Au Salon de l'éducation, qui se tient en ce moment à Paris, un étage entier est consacré aux nouvelles technologies dans les établissements scolaires, comme si elles s'étaient généralisées subitement. Un point de vue relativisé par Jean-Bernard Viaud, le président de l'association Enseignement public et informatique (EPI).
Les discours optimistes du Premier ministre et de Claude Allègre, ministre de l'Éducation nationale, de la recherche et de la technologie, semblent confirmés par les chiffres: 85% des lycées branchés, 55% des collèges… de quoi faire rêver par rapport à l'an dernier. Sur le plan de l'équipement en salles informatiques et en ordinateurs, rien à dire! Le plan du ministre a porté ses fruits et les 500 millions de francs (environ 114 millions$ CA) de budget ont bien été utilisés. On considère aujourd'hui qu'il y a un ordinateur pour 17 élèves en moyenne (un pour 15 dans les lycées) et de plus en plus d'écoles et de classes créent leur site Internet.
Pourtant, le paysage des nouvelles technologies dans l'éducation en France ne semble pas être aussi beau qu'on veut nous le faire croire. Jean-Bernard Viaud, lui-même enseignant et président de l'EPI, l'association qui milite depuis 1971 pour faire entrer l'informatique et le multimédia dans les écoles, porte un regard critique sur les avancées de la France en matière d'éducation.

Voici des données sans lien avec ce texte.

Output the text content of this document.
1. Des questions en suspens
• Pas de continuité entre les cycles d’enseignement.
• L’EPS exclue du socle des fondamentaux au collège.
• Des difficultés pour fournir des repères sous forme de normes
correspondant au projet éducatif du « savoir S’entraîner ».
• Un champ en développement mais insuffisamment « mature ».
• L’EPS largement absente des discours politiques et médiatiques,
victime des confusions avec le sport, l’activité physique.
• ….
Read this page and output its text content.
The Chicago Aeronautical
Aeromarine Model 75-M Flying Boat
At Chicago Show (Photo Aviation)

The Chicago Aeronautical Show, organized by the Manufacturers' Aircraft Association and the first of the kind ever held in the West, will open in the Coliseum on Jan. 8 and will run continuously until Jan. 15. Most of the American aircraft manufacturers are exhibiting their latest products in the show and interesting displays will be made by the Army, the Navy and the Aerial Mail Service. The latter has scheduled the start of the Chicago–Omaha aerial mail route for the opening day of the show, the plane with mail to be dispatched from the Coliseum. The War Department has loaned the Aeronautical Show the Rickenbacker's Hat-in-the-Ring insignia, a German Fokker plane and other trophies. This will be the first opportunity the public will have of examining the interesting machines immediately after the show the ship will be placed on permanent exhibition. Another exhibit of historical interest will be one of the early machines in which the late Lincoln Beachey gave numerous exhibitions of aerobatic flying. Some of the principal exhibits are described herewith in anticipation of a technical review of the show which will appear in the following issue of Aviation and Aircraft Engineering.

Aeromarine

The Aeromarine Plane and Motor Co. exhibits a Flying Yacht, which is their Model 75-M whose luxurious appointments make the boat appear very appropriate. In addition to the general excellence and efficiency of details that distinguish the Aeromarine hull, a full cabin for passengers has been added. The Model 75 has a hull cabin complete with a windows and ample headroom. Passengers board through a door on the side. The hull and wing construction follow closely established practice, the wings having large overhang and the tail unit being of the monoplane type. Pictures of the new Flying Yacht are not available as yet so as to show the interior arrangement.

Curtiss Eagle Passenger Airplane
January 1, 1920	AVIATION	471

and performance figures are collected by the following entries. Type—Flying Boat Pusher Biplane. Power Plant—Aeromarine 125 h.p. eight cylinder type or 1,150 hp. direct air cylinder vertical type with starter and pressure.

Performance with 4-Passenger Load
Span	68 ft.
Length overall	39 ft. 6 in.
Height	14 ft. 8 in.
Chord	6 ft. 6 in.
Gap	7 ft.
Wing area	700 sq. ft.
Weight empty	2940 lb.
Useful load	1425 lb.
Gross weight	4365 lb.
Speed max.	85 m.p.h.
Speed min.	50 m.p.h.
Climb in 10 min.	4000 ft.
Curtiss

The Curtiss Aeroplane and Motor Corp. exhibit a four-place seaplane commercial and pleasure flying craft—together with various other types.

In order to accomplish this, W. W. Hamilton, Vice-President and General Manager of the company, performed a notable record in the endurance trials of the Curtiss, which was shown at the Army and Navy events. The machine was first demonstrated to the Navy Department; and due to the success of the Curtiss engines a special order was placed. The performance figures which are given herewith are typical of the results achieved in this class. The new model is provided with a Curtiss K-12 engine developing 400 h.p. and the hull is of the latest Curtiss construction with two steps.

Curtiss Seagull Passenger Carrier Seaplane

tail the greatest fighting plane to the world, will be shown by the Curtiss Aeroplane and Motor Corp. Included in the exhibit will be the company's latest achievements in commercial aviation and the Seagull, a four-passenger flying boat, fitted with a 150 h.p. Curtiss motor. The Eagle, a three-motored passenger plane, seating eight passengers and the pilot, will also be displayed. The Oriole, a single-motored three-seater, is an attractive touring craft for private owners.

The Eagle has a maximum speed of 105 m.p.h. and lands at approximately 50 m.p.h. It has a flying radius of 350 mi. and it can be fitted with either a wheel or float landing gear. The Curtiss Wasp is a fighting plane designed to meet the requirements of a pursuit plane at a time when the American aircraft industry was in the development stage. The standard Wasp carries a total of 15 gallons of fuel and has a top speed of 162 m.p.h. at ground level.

«Il existe des textes à la pelle, nous a-t-il confié. Mais leur réalisation est loin d'être faite». Plutôt satisfait du plan Allègre, qui reprend certaines idées avancées par son association d'ailleurs reconnue par le ministère, il reproche quand même aux décideurs publics de ne pas assez appliquer les directives ou, en tous cas, de ne pas donner les moyens à ceux qui devraient les appliquer de le faire. «Il faudrait créer un organisme régulateur chargé de s'assurer qu'on fait partout le maximum». Prenant l'exemple des Instituts universitaires de formation des maîtres (IUFM), il reconnaît que la formation en informatique des futurs enseignants a débuté. Cependant, outre son insuffisance (quelques heures seulement et pas forcément de formation à l'utilisation des TIC dans les disciplines), cette formation n'est même pas évaluée. «Il y a 20 ans, c'est le matériel qui posait problème, estime l'enseignant également développeur de logiciels. Mais aujourd'hui, le frein le plus important au développement des TIC dans l'enseignement c'est bien la formation des profs et la réflexion pédagogique associée à leur utilisation».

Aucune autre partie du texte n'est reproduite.